Какие уроки мы можем сегодня извлечь из тех событий? Показаны ли нашей стране хирургические реформы или, скорее, нам нужно поступательное движение к цели? Почему высоковольтные нити памяти продолжают вибрировать между двумя эпохами, высекая из гранита истории искры гнева, жалости и надежды? Об этом на круглом столе газеты «Культура» размышляют историки и публицисты.


«Преемственность власти укрепляет государство»

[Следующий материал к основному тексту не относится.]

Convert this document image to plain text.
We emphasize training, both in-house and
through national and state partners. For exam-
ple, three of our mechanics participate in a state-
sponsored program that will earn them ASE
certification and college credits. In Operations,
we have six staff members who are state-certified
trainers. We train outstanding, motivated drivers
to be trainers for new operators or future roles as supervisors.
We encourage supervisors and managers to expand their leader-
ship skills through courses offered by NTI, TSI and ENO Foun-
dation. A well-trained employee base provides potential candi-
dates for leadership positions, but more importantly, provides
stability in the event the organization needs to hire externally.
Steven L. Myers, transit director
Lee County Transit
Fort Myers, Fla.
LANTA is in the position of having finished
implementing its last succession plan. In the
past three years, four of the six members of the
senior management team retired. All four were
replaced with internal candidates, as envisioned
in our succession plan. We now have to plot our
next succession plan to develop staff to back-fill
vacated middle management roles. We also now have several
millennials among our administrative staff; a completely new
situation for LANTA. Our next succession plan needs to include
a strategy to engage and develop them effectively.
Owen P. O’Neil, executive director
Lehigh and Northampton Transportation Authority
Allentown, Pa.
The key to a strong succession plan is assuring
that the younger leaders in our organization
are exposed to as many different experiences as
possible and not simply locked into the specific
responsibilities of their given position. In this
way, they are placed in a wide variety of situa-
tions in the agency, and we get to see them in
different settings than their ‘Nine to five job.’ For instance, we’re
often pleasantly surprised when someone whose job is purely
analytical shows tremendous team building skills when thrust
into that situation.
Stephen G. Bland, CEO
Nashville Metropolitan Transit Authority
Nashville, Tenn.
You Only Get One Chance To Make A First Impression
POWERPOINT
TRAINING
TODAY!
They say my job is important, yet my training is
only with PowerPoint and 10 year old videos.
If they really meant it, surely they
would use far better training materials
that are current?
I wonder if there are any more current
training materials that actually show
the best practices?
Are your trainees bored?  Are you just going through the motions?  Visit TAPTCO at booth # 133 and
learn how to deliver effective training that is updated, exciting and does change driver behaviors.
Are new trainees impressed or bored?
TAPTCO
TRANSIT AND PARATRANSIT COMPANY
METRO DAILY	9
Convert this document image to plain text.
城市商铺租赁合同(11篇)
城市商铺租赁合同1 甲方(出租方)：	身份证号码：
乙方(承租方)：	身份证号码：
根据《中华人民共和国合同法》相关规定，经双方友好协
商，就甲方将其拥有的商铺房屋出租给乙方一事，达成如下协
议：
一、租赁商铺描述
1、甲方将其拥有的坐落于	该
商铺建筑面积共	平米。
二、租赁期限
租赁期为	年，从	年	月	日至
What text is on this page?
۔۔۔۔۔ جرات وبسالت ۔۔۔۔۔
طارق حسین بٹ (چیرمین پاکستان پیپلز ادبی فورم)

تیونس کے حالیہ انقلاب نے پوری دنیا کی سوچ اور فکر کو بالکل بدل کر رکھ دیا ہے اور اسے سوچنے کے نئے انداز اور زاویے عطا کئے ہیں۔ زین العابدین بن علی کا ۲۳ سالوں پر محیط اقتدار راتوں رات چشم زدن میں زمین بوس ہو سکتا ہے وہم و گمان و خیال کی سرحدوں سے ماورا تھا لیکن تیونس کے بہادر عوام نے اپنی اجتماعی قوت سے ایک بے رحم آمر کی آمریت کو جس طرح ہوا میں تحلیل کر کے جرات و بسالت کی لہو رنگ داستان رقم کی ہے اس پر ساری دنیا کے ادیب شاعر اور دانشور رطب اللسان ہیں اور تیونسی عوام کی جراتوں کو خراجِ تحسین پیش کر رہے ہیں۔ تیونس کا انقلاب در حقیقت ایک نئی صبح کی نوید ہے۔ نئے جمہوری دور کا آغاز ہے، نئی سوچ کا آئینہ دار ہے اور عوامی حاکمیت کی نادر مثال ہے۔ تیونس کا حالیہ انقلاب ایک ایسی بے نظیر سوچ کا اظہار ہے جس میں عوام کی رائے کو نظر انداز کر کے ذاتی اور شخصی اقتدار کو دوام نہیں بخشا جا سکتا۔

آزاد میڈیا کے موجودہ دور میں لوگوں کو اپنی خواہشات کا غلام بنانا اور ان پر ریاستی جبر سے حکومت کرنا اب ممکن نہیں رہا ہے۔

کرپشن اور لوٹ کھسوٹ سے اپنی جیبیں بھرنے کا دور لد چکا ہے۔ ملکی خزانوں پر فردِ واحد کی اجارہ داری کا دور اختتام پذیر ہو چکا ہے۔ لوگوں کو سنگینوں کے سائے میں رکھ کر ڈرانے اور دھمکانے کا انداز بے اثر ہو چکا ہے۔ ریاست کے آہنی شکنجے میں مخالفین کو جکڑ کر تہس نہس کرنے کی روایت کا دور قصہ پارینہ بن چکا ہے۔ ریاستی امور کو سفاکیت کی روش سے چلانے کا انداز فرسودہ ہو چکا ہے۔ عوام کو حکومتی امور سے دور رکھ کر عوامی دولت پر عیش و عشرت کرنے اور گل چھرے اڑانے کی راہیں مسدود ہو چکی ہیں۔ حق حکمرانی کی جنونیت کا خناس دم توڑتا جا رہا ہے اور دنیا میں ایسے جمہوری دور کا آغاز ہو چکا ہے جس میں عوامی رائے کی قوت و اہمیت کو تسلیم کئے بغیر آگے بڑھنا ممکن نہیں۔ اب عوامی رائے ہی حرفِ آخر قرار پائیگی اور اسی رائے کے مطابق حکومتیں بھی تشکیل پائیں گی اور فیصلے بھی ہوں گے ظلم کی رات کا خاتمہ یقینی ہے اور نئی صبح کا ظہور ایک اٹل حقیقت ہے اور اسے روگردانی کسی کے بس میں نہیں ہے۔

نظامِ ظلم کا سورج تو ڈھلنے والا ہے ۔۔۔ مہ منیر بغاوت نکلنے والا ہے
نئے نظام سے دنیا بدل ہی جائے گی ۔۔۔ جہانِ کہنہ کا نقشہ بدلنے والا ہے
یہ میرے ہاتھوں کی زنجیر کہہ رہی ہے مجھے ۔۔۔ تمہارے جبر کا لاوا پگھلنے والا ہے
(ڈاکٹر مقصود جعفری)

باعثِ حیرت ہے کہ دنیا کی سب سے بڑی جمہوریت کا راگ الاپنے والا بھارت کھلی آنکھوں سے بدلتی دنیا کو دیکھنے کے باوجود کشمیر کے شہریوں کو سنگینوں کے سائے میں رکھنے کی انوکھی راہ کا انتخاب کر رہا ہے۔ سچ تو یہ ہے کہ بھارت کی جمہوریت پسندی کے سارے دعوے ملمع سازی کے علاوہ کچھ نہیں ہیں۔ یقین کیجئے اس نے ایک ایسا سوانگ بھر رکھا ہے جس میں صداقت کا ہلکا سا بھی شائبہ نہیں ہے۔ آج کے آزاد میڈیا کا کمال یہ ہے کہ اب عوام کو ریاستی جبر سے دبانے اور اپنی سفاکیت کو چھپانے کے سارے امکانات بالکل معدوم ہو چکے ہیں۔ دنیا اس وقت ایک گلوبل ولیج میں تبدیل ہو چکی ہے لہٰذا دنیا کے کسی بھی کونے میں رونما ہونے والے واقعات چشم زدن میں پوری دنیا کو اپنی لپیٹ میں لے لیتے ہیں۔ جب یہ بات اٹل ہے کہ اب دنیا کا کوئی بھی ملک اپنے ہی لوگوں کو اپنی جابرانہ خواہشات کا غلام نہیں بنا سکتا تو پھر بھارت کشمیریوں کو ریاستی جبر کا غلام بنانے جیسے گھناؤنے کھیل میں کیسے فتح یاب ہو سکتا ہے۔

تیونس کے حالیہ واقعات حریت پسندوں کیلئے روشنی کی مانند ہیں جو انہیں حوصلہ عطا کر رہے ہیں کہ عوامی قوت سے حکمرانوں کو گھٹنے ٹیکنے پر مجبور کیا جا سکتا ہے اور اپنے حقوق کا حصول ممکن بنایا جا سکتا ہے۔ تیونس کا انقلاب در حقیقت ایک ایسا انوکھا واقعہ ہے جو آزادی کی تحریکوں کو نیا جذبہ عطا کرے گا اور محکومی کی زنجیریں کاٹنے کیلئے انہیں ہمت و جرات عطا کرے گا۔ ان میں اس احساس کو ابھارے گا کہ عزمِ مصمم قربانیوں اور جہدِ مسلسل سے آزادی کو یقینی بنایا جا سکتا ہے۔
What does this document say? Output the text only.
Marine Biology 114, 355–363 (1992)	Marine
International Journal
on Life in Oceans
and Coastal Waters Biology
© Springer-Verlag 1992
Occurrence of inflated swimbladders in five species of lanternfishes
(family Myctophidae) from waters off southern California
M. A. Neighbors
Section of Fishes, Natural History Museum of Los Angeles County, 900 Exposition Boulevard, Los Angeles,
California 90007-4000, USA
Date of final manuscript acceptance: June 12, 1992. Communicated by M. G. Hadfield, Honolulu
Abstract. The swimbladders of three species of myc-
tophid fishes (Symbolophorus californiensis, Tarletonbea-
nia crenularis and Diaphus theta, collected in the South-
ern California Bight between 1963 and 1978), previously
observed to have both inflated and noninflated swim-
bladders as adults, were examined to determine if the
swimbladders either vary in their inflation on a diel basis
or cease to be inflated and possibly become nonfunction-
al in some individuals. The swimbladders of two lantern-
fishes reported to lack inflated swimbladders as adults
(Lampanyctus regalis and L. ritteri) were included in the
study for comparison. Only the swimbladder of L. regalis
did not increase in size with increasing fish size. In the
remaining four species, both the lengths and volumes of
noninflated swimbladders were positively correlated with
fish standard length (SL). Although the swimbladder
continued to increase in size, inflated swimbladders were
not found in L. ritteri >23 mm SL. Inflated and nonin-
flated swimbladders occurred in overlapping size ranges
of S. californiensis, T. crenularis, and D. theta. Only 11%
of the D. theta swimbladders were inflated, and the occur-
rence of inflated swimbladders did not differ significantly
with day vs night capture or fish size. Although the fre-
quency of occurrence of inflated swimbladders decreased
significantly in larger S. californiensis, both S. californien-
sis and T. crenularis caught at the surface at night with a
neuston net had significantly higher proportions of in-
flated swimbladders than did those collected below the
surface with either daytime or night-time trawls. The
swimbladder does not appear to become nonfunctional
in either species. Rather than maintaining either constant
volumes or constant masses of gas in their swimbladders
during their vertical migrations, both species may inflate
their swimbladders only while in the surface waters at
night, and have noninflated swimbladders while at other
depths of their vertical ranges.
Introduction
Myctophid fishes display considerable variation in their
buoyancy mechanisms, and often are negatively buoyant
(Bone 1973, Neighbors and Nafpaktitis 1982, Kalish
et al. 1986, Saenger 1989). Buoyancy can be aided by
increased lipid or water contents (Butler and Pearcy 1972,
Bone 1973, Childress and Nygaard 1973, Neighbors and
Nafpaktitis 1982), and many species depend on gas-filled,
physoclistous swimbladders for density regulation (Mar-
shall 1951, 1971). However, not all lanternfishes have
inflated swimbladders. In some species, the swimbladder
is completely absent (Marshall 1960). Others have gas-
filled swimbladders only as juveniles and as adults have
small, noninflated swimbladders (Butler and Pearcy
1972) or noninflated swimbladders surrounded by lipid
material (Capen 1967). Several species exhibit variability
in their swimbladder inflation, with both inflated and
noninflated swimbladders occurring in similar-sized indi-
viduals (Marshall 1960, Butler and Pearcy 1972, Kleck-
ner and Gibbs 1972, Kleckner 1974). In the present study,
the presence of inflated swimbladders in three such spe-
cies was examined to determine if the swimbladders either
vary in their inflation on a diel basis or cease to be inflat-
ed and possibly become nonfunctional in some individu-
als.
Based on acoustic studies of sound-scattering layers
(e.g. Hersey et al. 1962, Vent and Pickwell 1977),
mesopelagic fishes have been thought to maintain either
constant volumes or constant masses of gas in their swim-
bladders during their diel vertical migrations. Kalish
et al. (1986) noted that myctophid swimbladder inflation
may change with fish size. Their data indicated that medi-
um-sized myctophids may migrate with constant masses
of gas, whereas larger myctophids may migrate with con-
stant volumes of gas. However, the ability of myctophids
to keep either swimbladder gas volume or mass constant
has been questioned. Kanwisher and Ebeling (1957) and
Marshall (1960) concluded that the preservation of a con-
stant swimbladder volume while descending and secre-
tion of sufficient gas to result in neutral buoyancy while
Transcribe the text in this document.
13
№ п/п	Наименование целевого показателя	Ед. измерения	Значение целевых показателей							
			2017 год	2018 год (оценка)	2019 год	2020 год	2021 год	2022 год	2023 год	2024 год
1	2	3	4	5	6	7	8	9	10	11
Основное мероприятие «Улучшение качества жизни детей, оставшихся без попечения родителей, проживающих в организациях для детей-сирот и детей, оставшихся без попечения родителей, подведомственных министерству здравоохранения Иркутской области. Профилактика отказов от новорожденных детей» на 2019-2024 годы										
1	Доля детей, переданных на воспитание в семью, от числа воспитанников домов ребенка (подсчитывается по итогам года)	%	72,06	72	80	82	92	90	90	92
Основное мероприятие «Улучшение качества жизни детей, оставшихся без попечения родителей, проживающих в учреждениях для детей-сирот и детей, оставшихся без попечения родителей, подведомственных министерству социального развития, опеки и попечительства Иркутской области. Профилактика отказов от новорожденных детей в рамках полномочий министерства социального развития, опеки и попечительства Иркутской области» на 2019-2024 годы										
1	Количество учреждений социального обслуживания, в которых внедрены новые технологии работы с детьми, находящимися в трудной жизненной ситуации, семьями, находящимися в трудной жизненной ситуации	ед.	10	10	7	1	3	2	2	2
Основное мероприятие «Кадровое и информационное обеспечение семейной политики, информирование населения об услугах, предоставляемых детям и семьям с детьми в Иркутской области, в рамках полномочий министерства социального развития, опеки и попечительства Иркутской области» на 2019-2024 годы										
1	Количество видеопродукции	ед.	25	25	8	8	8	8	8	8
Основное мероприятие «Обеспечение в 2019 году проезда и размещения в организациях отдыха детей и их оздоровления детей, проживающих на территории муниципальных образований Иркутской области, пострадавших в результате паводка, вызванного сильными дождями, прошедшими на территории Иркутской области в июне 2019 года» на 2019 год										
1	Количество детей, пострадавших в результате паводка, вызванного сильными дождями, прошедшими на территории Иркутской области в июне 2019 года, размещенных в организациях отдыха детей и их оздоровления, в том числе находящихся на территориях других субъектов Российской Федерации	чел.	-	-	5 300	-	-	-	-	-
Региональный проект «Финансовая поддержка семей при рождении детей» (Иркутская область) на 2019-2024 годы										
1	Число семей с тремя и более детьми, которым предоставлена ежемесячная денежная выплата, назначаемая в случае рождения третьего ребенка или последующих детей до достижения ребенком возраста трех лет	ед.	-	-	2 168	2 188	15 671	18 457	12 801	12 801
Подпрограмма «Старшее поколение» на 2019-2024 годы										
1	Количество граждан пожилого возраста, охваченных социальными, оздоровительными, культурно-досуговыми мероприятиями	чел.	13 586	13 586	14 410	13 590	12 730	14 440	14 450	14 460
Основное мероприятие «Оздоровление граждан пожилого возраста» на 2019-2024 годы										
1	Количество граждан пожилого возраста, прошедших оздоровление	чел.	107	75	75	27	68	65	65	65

Перевезенцев: Противопоставление двух императоров, Александра II и Александра III, неверно. Они оба служили русскими православными государями, мыслили примерно в одних и тех же категориях, исповедовали общие духовно-политические ценности и «старались на пользу Отечества». Просто каждый действовал в той исторической обстановке, в которой оказался, и с помощью тех инструментов, какими располагал. Иначе говоря, тот и другой вполне адекватно реагировали на меняющиеся вызовы, встававшие перед страной. Кстати, как и Николай I, хотевший, но не рискнувший отменить крепостное право, правомерно опасаясь взрыва дворянского недовольства. И в политических предпочтениях все три государя были едины. Напомню, что в день трагической гибели Александр II обронил фразу, которая многим запомнилась: «Значит, не избежать мне конституции». То есть он не хотел резких политических изменений так же, как его отец и его сын. Просто у последнего появилась весомая причина остановить «конституционный напор» окружения — разгул народнического террора.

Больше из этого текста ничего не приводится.